Al cinema ancora oggi e domani – evento speciale per Nexo Digital – Favola in modo scanzonato con il suo happy end che (senza fare spoiler) reinventa un modo di stare al mondo è un oggetto eccentrico tra le tendenze del nostro cinema, raffinato e impudente nel modo di esplorare una questione complessa ( e oggi molto importante) come l’identità: sessuale, della vita, dei sogni, delle pulsioni, di una continua sfida per affermare il desiderio e la possibilità di viverlo senza gabbie, dell’amore, delle relazioni, e di quella dimensione familiare di cui sentiamo infliggerci di nuovo un solo modello – mamma&papà.

 

È una materia rischiosa, così come quell’origine teatrale, che però il regista sa riposizionare nel tempo e nel movimento del cinema, sfuggendo la retorica nell’ironia, perché si ride spesso con Timi e Mascino, nonostante i loro drammi, e nell’equilibrio di una recitazione che è il film ma al tempo stesso non lo invade mai.

 

Con la complicità della fotografia di Renato Berta, che sui pastelli lascia fluire ombre scurissime quasi noir, Favola costruisce nello spazio in cui si svolge il movimento emozionale dei suoi protagonisti quella battaglia per essere se stessi, dolorosa e insieme appassionata. Nel melodramma che si intreccia alla canzonetta scorrono i sentimenti e la crudeltà che quella superficie risplendente cela coi suoi fantasmi e le sue «double identity» soffocate dal perbenismo, da morali che stritolano e rinchiudono e condannano quanto reputano un ’«imperfezione» (o meglio ancora una vergogna) quando è invece energia e bellezza.

 

Mrs.
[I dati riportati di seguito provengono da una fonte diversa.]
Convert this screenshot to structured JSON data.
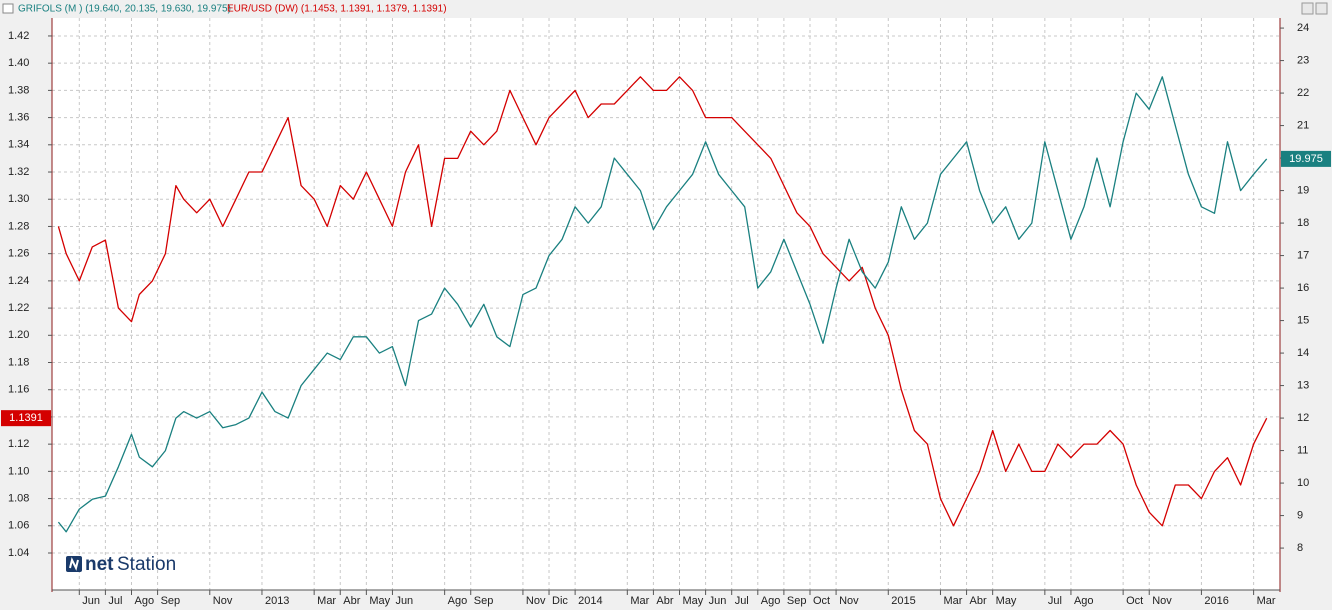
{
  "chart_data": {
    "type": "line",
    "x": [
      4.2,
      4.5,
      5,
      5.5,
      6,
      6.5,
      7,
      7.3,
      7.8,
      8.3,
      8.7,
      9,
      9.5,
      10,
      10.5,
      11,
      11.5,
      12,
      12.5,
      13,
      13.5,
      14,
      14.5,
      15,
      15.5,
      16,
      16.5,
      17,
      17.5,
      18,
      18.5,
      19,
      19.5,
      20,
      20.5,
      21,
      21.5,
      22,
      22.5,
      23,
      23.5,
      24,
      24.5,
      25,
      25.5,
      26,
      26.5,
      27,
      27.5,
      28,
      28.5,
      29,
      29.5,
      30,
      30.5,
      31,
      31.5,
      32,
      32.5,
      33,
      33.5,
      34,
      34.5,
      35,
      35.5,
      36,
      36.5,
      37,
      37.5,
      38,
      38.5,
      39,
      39.5,
      40,
      40.5,
      41,
      41.5,
      42,
      42.5,
      43,
      43.5,
      44,
      44.5,
      45,
      45.5,
      46,
      46.5,
      47,
      47.5,
      48,
      48.5,
      49,
      49.5,
      50,
      50.5
    ],
    "series": [
      {
        "name": "EUR/USD (DW) (1.1453, 1.1391, 1.1379, 1.1391)",
        "color": "#d40000",
        "axis": "y",
        "values": [
          1.28,
          1.26,
          1.24,
          1.265,
          1.27,
          1.22,
          1.21,
          1.23,
          1.24,
          1.26,
          1.31,
          1.3,
          1.29,
          1.3,
          1.28,
          1.3,
          1.32,
          1.32,
          1.34,
          1.36,
          1.31,
          1.3,
          1.28,
          1.31,
          1.3,
          1.32,
          1.3,
          1.28,
          1.32,
          1.34,
          1.28,
          1.33,
          1.33,
          1.35,
          1.34,
          1.35,
          1.38,
          1.36,
          1.34,
          1.36,
          1.37,
          1.38,
          1.36,
          1.37,
          1.37,
          1.38,
          1.39,
          1.38,
          1.38,
          1.39,
          1.38,
          1.36,
          1.36,
          1.36,
          1.35,
          1.34,
          1.33,
          1.31,
          1.29,
          1.28,
          1.26,
          1.25,
          1.24,
          1.25,
          1.22,
          1.2,
          1.16,
          1.13,
          1.12,
          1.08,
          1.06,
          1.08,
          1.1,
          1.13,
          1.1,
          1.12,
          1.1,
          1.1,
          1.12,
          1.11,
          1.12,
          1.12,
          1.13,
          1.12,
          1.09,
          1.07,
          1.06,
          1.09,
          1.09,
          1.08,
          1.1,
          1.11,
          1.09,
          1.12,
          1.1391
        ]
      },
      {
        "name": "GRIFOLS (M ) (19.640, 20.135, 19.630, 19.975)",
        "color": "#1a8080",
        "axis": "y2",
        "values": [
          8.8,
          8.5,
          9.2,
          9.5,
          9.6,
          10.5,
          11.5,
          10.8,
          10.5,
          11.0,
          12.0,
          12.2,
          12.0,
          12.2,
          11.7,
          11.8,
          12.0,
          12.8,
          12.2,
          12.0,
          13.0,
          13.5,
          14.0,
          13.8,
          14.5,
          14.5,
          14.0,
          14.2,
          13.0,
          15.0,
          15.2,
          16.0,
          15.5,
          14.8,
          15.5,
          14.5,
          14.2,
          15.8,
          16.0,
          17.0,
          17.5,
          18.5,
          18.0,
          18.5,
          20.0,
          19.5,
          19.0,
          17.8,
          18.5,
          19.0,
          19.5,
          20.5,
          19.5,
          19.0,
          18.5,
          16.0,
          16.5,
          17.5,
          16.5,
          15.5,
          14.3,
          16.0,
          17.5,
          16.5,
          16.0,
          16.8,
          18.5,
          17.5,
          18.0,
          19.5,
          20.0,
          20.5,
          19.0,
          18.0,
          18.5,
          17.5,
          18.0,
          20.5,
          19.0,
          17.5,
          18.5,
          20.0,
          18.5,
          20.5,
          22.0,
          21.5,
          22.5,
          21.0,
          19.5,
          18.5,
          18.3,
          20.5,
          19.0,
          19.5,
          19.975
        ]
      }
    ],
    "xlim": [
      3.954,
      51.011
    ],
    "xticks": [
      {
        "value": 5,
        "label": "Jun"
      },
      {
        "value": 6,
        "label": "Jul"
      },
      {
        "value": 7,
        "label": "Ago"
      },
      {
        "value": 8,
        "label": "Sep"
      },
      {
        "value": 10,
        "label": "Nov"
      },
      {
        "value": 12,
        "label": "2013"
      },
      {
        "value": 14,
        "label": "Mar"
      },
      {
        "value": 15,
        "label": "Abr"
      },
      {
        "value": 16,
        "label": "May"
      },
      {
        "value": 17,
        "label": "Jun"
      },
      {
        "value": 19,
        "label": "Ago"
      },
      {
        "value": 20,
        "label": "Sep"
      },
      {
        "value": 22,
        "label": "Nov"
      },
      {
        "value": 23,
        "label": "Dic"
      },
      {
        "value": 24,
        "label": "2014"
      },
      {
        "value": 26,
        "label": "Mar"
      },
      {
        "value": 27,
        "label": "Abr"
      },
      {
        "value": 28,
        "label": "May"
      },
      {
        "value": 29,
        "label": "Jun"
      },
      {
        "value": 30,
        "label": "Jul"
      },
      {
        "value": 31,
        "label": "Ago"
      },
      {
        "value": 32,
        "label": "Sep"
      },
      {
        "value": 33,
        "label": "Oct"
      },
      {
        "value": 34,
        "label": "Nov"
      },
      {
        "value": 36,
        "label": "2015"
      },
      {
        "value": 38,
        "label": "Mar"
      },
      {
        "value": 39,
        "label": "Abr"
      },
      {
        "value": 40,
        "label": "May"
      },
      {
        "value": 42,
        "label": "Jul"
      },
      {
        "value": 43,
        "label": "Ago"
      },
      {
        "value": 45,
        "label": "Oct"
      },
      {
        "value": 46,
        "label": "Nov"
      },
      {
        "value": 48,
        "label": "2016"
      },
      {
        "value": 50,
        "label": "Mar"
      }
    ],
    "ylim": [
      1.0128,
      1.4332
    ],
    "yticks": [
      {
        "value": 1.04,
        "label": "1.04"
      },
      {
        "value": 1.06,
        "label": "1.06"
      },
      {
        "value": 1.08,
        "label": "1.08"
      },
      {
        "value": 1.1,
        "label": "1.10"
      },
      {
        "value": 1.12,
        "label": "1.12"
      },
      {
        "value": 1.14,
        "label": "1.14"
      },
      {
        "value": 1.16,
        "label": "1.16"
      },
      {
        "value": 1.18,
        "label": "1.18"
      },
      {
        "value": 1.2,
        "label": "1.20"
      },
      {
        "value": 1.22,
        "label": "1.22"
      },
      {
        "value": 1.24,
        "label": "1.24"
      },
      {
        "value": 1.26,
        "label": "1.26"
      },
      {
        "value": 1.28,
        "label": "1.28"
      },
      {
        "value": 1.3,
        "label": "1.30"
      },
      {
        "value": 1.32,
        "label": "1.32"
      },
      {
        "value": 1.34,
        "label": "1.34"
      },
      {
        "value": 1.36,
        "label": "1.36"
      },
      {
        "value": 1.38,
        "label": "1.38"
      },
      {
        "value": 1.4,
        "label": "1.40"
      },
      {
        "value": 1.42,
        "label": "1.42"
      }
    ],
    "y2lim": [
      6.71,
      24.31
    ],
    "y2ticks": [
      8,
      9,
      10,
      11,
      12,
      13,
      14,
      15,
      16,
      17,
      18,
      19,
      20,
      21,
      22,
      23,
      24
    ],
    "grid": true,
    "watermark": [
      "net",
      "Station"
    ]
  }
}
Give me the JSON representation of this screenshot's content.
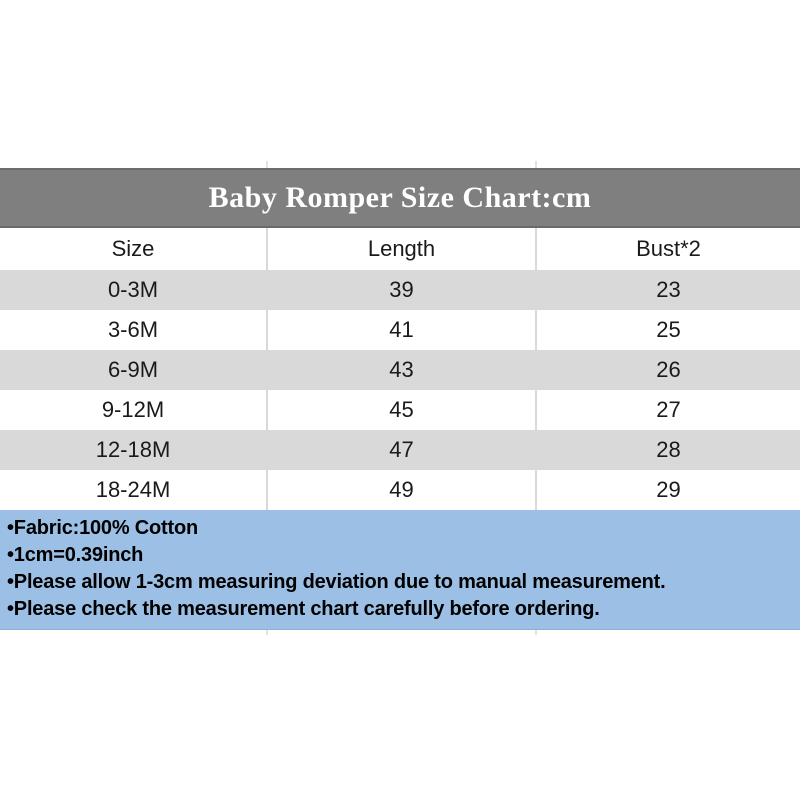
{
  "title_banner": {
    "text": "Baby Romper Size Chart:cm",
    "background": "#7f7f7f",
    "text_color": "#ffffff"
  },
  "size_chart": {
    "columns": [
      "Size",
      "Length",
      "Bust*2"
    ],
    "rows": [
      {
        "size": "0-3M",
        "length": "39",
        "bust2": "23"
      },
      {
        "size": "3-6M",
        "length": "41",
        "bust2": "25"
      },
      {
        "size": "6-9M",
        "length": "43",
        "bust2": "26"
      },
      {
        "size": "9-12M",
        "length": "45",
        "bust2": "27"
      },
      {
        "size": "12-18M",
        "length": "47",
        "bust2": "28"
      },
      {
        "size": "18-24M",
        "length": "49",
        "bust2": "29"
      }
    ],
    "stripe_color": "#d9d9d9"
  },
  "notes": {
    "background": "#9cc0e5",
    "lines": [
      "•Fabric:100% Cotton",
      "•1cm=0.39inch",
      "•Please allow 1-3cm measuring deviation due to manual measurement.",
      "•Please check the measurement chart carefully before ordering."
    ]
  }
}
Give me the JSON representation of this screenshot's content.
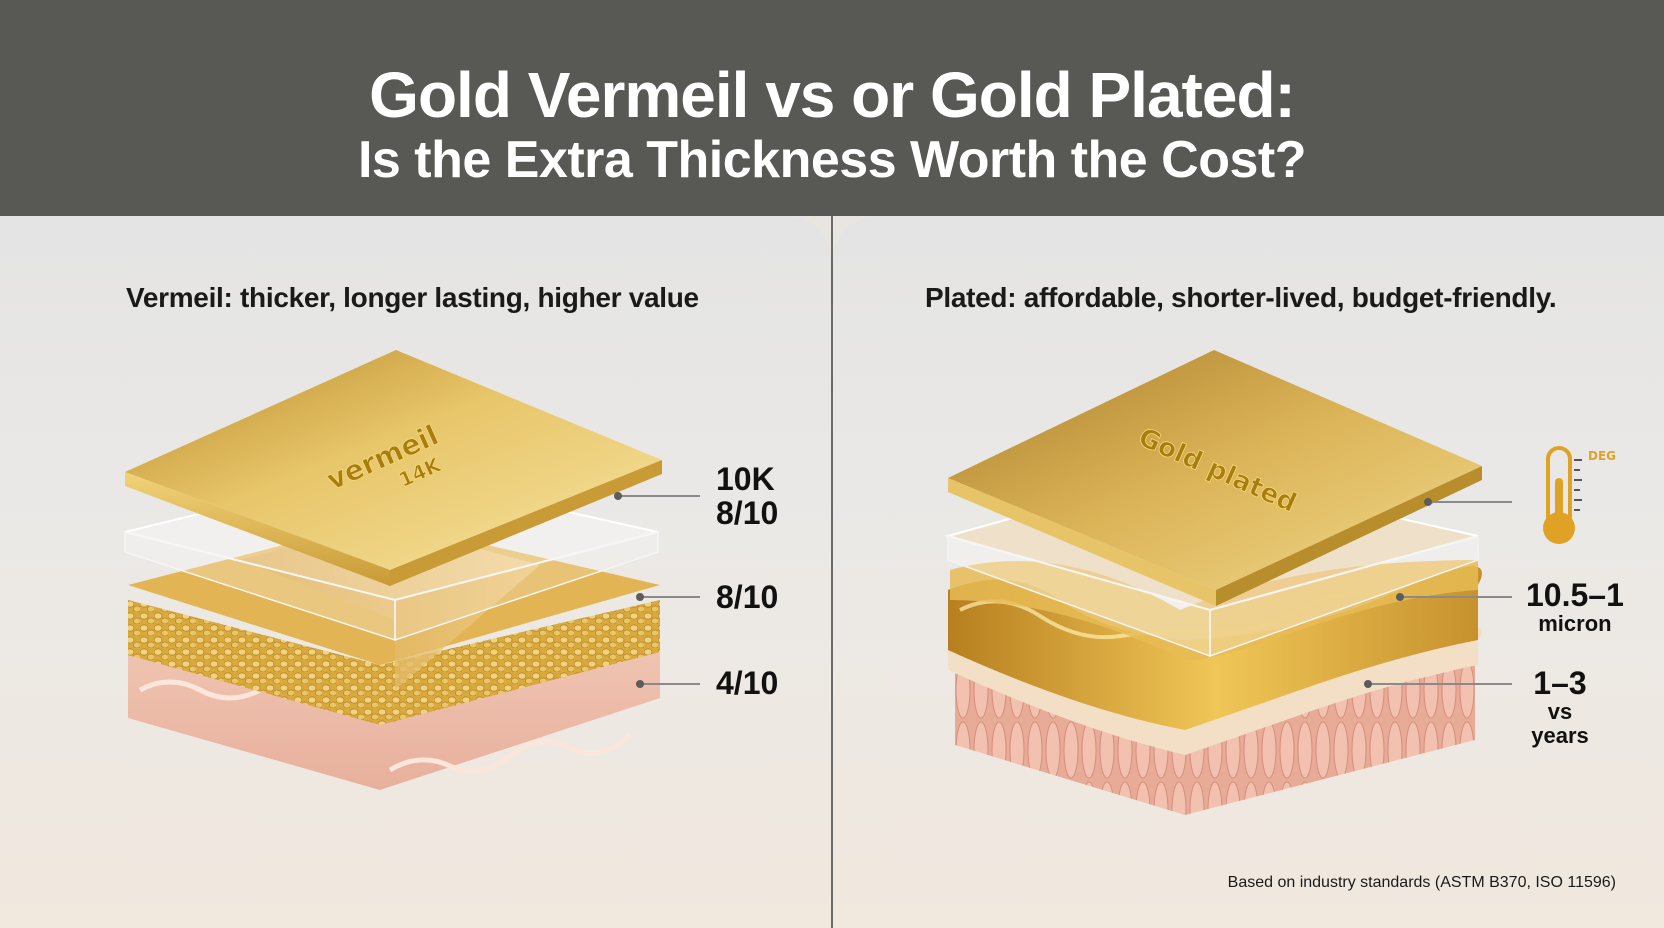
{
  "header": {
    "title_line1": "Gold Vermeil vs or Gold Plated:",
    "title_line2": "Is the Extra Thickness Worth the Cost?"
  },
  "left": {
    "caption": "Vermeil: thicker, longer lasting, higher value",
    "engraving_line1": "vermeil",
    "engraving_line2": "14K",
    "callouts": {
      "top_line1": "10K",
      "top_line2": "8/10",
      "middle": "8/10",
      "bottom": "4/10"
    }
  },
  "right": {
    "caption": "Plated: affordable, shorter-lived, budget-friendly.",
    "engraving": "Gold plated",
    "thermometer_label": "DEG",
    "callouts": {
      "middle_value": "10.5–1",
      "middle_unit": "micron",
      "bottom_value": "1–3",
      "bottom_unit": "vs years"
    }
  },
  "footnote": "Based on industry standards (ASTM B370, ISO 11596)",
  "colors": {
    "header_bg": "#585855",
    "gold": "#d8b04a",
    "base_pink": "#eab8a6"
  },
  "icons": [
    "thermometer-icon"
  ]
}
Fairytale e Mrs. Emerald sono due splendide icone queer, quasi contrappunto e specchio l’una dell’altra, in quella favola che è un po’ un incubo – ma non lo sono tutte le favole? – da cui lottano per scappare via. La realtà è da scoprire, anzi da costruire, ma saranno loro a sceglierla, e questa sarà la «Favola».